Scully, however, knew all along that at any moment, something inside his brain might burst, and he would die, right in front of her. He could have actually died; somehow that hadn't really sunk in until now.

Nothing in life is certain, especially not in their line of work, Mulder knows. Anyone can die at any time, but you don't have that thought on your mind constantly.

He knows now that Scully must have been thinking exactly that, the entire day.

Mulder turns his head to look at her.

"'It could drop you in a second,'" he whispers, the only thing he can think of to say, to try and tell her that he understands.

"That's what I told you," she says sadly, "You said it was your risk to take."

He closes his eyes and winces. That was a fine thing for him to say, but of course it wasn't only his risk, was it? He would have just winked out like a candle; it would have been Scully who was left to accept the consequences of that risk.

"Scully, I don't know what to say, except that I am so sorry I put you through this," he says. He reaches for her again, and is reassured when she clasps his hand in both of her own.

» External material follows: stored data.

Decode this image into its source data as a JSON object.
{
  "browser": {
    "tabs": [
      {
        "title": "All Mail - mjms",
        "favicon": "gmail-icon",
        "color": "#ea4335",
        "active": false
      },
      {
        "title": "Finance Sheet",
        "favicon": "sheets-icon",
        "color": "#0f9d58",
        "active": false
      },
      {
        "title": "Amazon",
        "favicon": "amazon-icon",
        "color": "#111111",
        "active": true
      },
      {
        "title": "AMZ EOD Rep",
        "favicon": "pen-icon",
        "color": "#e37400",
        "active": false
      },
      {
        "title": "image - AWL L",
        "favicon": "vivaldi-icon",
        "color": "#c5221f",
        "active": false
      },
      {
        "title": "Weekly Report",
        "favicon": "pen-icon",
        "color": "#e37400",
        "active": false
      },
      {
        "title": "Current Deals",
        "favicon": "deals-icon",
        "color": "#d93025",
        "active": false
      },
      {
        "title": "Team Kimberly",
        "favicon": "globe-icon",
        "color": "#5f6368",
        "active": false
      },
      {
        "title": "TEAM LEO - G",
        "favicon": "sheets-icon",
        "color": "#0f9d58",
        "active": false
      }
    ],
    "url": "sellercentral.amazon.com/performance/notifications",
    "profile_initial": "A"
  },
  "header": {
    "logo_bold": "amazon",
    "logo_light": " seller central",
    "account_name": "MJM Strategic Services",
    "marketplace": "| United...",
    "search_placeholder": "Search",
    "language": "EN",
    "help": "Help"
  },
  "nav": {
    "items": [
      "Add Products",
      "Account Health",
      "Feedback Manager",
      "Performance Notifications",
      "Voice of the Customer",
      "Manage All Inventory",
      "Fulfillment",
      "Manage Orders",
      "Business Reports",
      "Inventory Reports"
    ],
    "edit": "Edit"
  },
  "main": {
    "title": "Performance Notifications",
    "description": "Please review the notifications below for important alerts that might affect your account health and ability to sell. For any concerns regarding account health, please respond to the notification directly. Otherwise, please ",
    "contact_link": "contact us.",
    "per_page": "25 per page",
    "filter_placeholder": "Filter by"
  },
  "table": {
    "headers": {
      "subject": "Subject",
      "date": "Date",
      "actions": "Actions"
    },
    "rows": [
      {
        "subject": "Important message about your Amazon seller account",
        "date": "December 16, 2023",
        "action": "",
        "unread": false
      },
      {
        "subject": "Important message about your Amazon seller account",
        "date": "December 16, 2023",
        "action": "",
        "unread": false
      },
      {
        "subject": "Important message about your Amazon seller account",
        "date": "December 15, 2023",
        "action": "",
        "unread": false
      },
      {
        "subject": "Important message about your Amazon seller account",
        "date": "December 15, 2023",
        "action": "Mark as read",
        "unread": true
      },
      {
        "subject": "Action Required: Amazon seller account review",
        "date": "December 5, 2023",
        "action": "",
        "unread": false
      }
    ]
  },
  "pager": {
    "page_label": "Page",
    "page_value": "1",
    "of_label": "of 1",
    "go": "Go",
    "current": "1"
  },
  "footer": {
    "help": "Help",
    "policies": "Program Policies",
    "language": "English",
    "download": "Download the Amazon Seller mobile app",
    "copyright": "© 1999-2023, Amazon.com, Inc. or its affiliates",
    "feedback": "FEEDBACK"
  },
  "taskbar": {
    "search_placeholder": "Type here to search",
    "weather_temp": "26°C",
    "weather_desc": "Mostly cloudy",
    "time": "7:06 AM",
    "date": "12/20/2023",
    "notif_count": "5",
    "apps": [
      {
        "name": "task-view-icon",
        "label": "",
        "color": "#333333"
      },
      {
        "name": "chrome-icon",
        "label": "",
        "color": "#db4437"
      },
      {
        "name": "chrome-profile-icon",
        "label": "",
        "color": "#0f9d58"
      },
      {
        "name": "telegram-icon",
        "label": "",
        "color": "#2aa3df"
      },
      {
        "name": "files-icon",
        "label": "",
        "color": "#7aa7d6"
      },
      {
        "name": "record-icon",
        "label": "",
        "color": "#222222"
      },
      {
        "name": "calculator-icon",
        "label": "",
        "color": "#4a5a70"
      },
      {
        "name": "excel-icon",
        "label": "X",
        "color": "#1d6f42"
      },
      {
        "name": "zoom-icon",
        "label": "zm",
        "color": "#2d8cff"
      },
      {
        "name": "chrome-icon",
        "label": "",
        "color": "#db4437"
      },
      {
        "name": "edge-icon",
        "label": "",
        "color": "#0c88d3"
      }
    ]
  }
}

"Mulder, I understand that you need answers," she says, "And you know I want you to have them. But I am asking you, no, I'm begging you: please stop trying to find them like this. My fear is that you won't be so lucky next time, and I don't know how much longer I will be able to help you."

She makes the smallest gesture towards her face as she says this; he understands she is talking about her cancer, not leaving him of her own volition. The fact that she is admitting her vulnerability to him, in however subtle a manner, shows him more than anything just how frightened she must have been.

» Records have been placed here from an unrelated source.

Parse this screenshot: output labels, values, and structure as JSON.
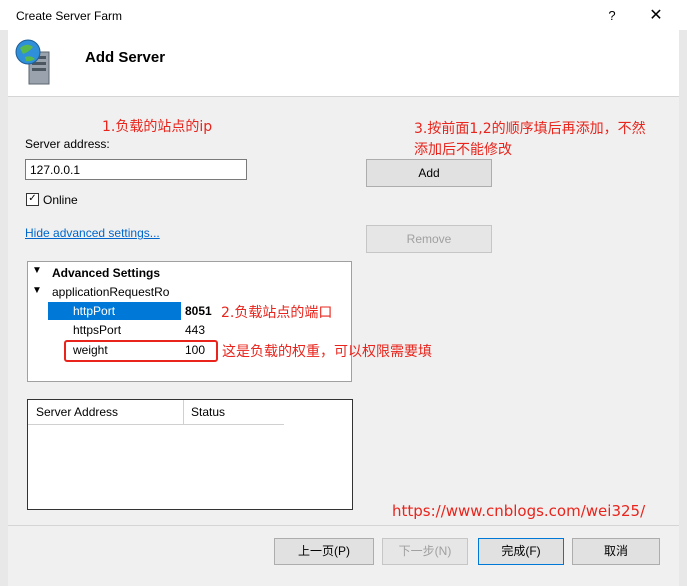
{
  "window": {
    "title": "Create Server Farm",
    "help_label": "?",
    "close_label": "✕"
  },
  "header": {
    "title": "Add Server",
    "icon": "server-globe-icon"
  },
  "annotations": {
    "a1": "1.负载的站点的ip",
    "a3_line1": "3.按前面1,2的顺序填后再添加，不然",
    "a3_line2": "添加后不能修改",
    "a2": "2.负载站点的端口",
    "a_weight": "这是负载的权重，可以权限需要填",
    "url": "https://www.cnblogs.com/wei325/",
    "color": "#e8241c"
  },
  "form": {
    "server_address_label": "Server address:",
    "server_address_value": "127.0.0.1",
    "online_label": "Online",
    "online_checked": "✓",
    "advanced_link": "Hide advanced settings...",
    "add_button": "Add",
    "remove_button": "Remove"
  },
  "tree": {
    "root_label": "Advanced Settings",
    "child_label": "applicationRequestRo",
    "rows": [
      {
        "name": "httpPort",
        "value": "8051"
      },
      {
        "name": "httpsPort",
        "value": "443"
      },
      {
        "name": "weight",
        "value": "100"
      }
    ]
  },
  "grid": {
    "columns": [
      "Server Address",
      "Status"
    ]
  },
  "footer": {
    "prev": "上一页(P)",
    "next": "下一步(N)",
    "finish": "完成(F)",
    "cancel": "取消"
  }
}
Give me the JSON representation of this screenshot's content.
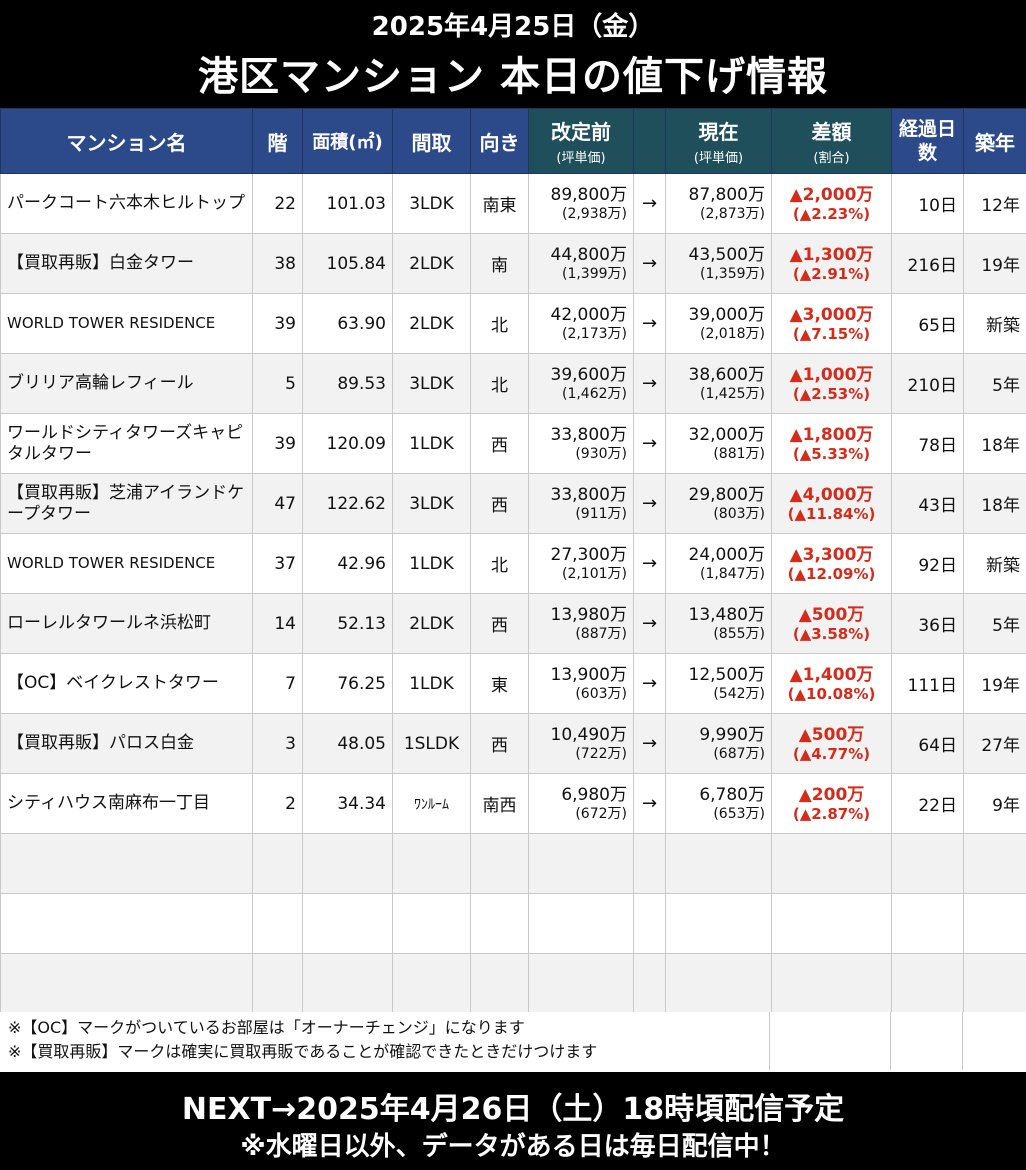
{
  "header": {
    "date": "2025年4月25日（金）",
    "title": "港区マンション 本日の値下げ情報"
  },
  "columns": {
    "name": "マンション名",
    "floor": "階",
    "area": "面積(㎡)",
    "layout": "間取",
    "direction": "向き",
    "before": "改定前",
    "before_sub": "(坪単価)",
    "current": "現在",
    "current_sub": "(坪単価)",
    "diff": "差額",
    "diff_sub": "(割合)",
    "elapsed": "経過日数",
    "age": "築年"
  },
  "arrow": "→",
  "rows": [
    {
      "name": "パークコート六本木ヒルトップ",
      "floor": "22",
      "area": "101.03",
      "layout": "3LDK",
      "direction": "南東",
      "before": "89,800万",
      "before_tsubo": "(2,938万)",
      "current": "87,800万",
      "current_tsubo": "(2,873万)",
      "diff": "▲2,000万",
      "diff_pct": "(▲2.23%)",
      "elapsed": "10日",
      "age": "12年"
    },
    {
      "name": "【買取再販】白金タワー",
      "floor": "38",
      "area": "105.84",
      "layout": "2LDK",
      "direction": "南",
      "before": "44,800万",
      "before_tsubo": "(1,399万)",
      "current": "43,500万",
      "current_tsubo": "(1,359万)",
      "diff": "▲1,300万",
      "diff_pct": "(▲2.91%)",
      "elapsed": "216日",
      "age": "19年"
    },
    {
      "name": "WORLD TOWER RESIDENCE",
      "floor": "39",
      "area": "63.90",
      "layout": "2LDK",
      "direction": "北",
      "before": "42,000万",
      "before_tsubo": "(2,173万)",
      "current": "39,000万",
      "current_tsubo": "(2,018万)",
      "diff": "▲3,000万",
      "diff_pct": "(▲7.15%)",
      "elapsed": "65日",
      "age": "新築"
    },
    {
      "name": "ブリリア高輪レフィール",
      "floor": "5",
      "area": "89.53",
      "layout": "3LDK",
      "direction": "北",
      "before": "39,600万",
      "before_tsubo": "(1,462万)",
      "current": "38,600万",
      "current_tsubo": "(1,425万)",
      "diff": "▲1,000万",
      "diff_pct": "(▲2.53%)",
      "elapsed": "210日",
      "age": "5年"
    },
    {
      "name": "ワールドシティタワーズキャピタルタワー",
      "floor": "39",
      "area": "120.09",
      "layout": "1LDK",
      "direction": "西",
      "before": "33,800万",
      "before_tsubo": "(930万)",
      "current": "32,000万",
      "current_tsubo": "(881万)",
      "diff": "▲1,800万",
      "diff_pct": "(▲5.33%)",
      "elapsed": "78日",
      "age": "18年"
    },
    {
      "name": "【買取再販】芝浦アイランドケープタワー",
      "floor": "47",
      "area": "122.62",
      "layout": "3LDK",
      "direction": "西",
      "before": "33,800万",
      "before_tsubo": "(911万)",
      "current": "29,800万",
      "current_tsubo": "(803万)",
      "diff": "▲4,000万",
      "diff_pct": "(▲11.84%)",
      "elapsed": "43日",
      "age": "18年"
    },
    {
      "name": "WORLD TOWER RESIDENCE",
      "floor": "37",
      "area": "42.96",
      "layout": "1LDK",
      "direction": "北",
      "before": "27,300万",
      "before_tsubo": "(2,101万)",
      "current": "24,000万",
      "current_tsubo": "(1,847万)",
      "diff": "▲3,300万",
      "diff_pct": "(▲12.09%)",
      "elapsed": "92日",
      "age": "新築"
    },
    {
      "name": "ローレルタワールネ浜松町",
      "floor": "14",
      "area": "52.13",
      "layout": "2LDK",
      "direction": "西",
      "before": "13,980万",
      "before_tsubo": "(887万)",
      "current": "13,480万",
      "current_tsubo": "(855万)",
      "diff": "▲500万",
      "diff_pct": "(▲3.58%)",
      "elapsed": "36日",
      "age": "5年"
    },
    {
      "name": "【OC】ベイクレストタワー",
      "floor": "7",
      "area": "76.25",
      "layout": "1LDK",
      "direction": "東",
      "before": "13,900万",
      "before_tsubo": "(603万)",
      "current": "12,500万",
      "current_tsubo": "(542万)",
      "diff": "▲1,400万",
      "diff_pct": "(▲10.08%)",
      "elapsed": "111日",
      "age": "19年"
    },
    {
      "name": "【買取再販】パロス白金",
      "floor": "3",
      "area": "48.05",
      "layout": "1SLDK",
      "direction": "西",
      "before": "10,490万",
      "before_tsubo": "(722万)",
      "current": "9,990万",
      "current_tsubo": "(687万)",
      "diff": "▲500万",
      "diff_pct": "(▲4.77%)",
      "elapsed": "64日",
      "age": "27年"
    },
    {
      "name": "シティハウス南麻布一丁目",
      "floor": "2",
      "area": "34.34",
      "layout": "ﾜﾝﾙｰﾑ",
      "direction": "南西",
      "before": "6,980万",
      "before_tsubo": "(672万)",
      "current": "6,780万",
      "current_tsubo": "(653万)",
      "diff": "▲200万",
      "diff_pct": "(▲2.87%)",
      "elapsed": "22日",
      "age": "9年"
    }
  ],
  "notes": [
    "※【OC】マークがついているお部屋は「オーナーチェンジ」になります",
    "※【買取再販】マークは確実に買取再販であることが確認できたときだけつけます"
  ],
  "footer": {
    "next": "NEXT→2025年4月26日（土）18時頃配信予定",
    "sub": "※水曜日以外、データがある日は毎日配信中！"
  },
  "colors": {
    "header_blue": "#2c4a8a",
    "header_teal": "#1f4f5a",
    "diff_red": "#d62a1a"
  }
}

He looks at her carefully; she is on the verge of tears again as she waits for him to respond. Of course there is only one answer he can give her, under the circumstances.

"Okay, Scully," he says, "I won't do anything like this again."

As she smiles at him in relief, he hopes this is a promise he can keep.
 

~*End*~

NOTES: I watched "Demons" again recently, and Mulder still pisses me off just as much as he did the first time I saw the episode. I understand he needed to know what happened, but he should have listened to Scully, damn it. And frankly, I wish Scully had dragged him out of the shower and right to the hospital, whether he wanted to go or not. What happened to Scully's grandfather is exactly what happened to my own grandfather in 1963. Because there were no CAT scans back then (the first one wasn't performed on a patient until 1972), there was no way to know what was wrong with him until he died of it.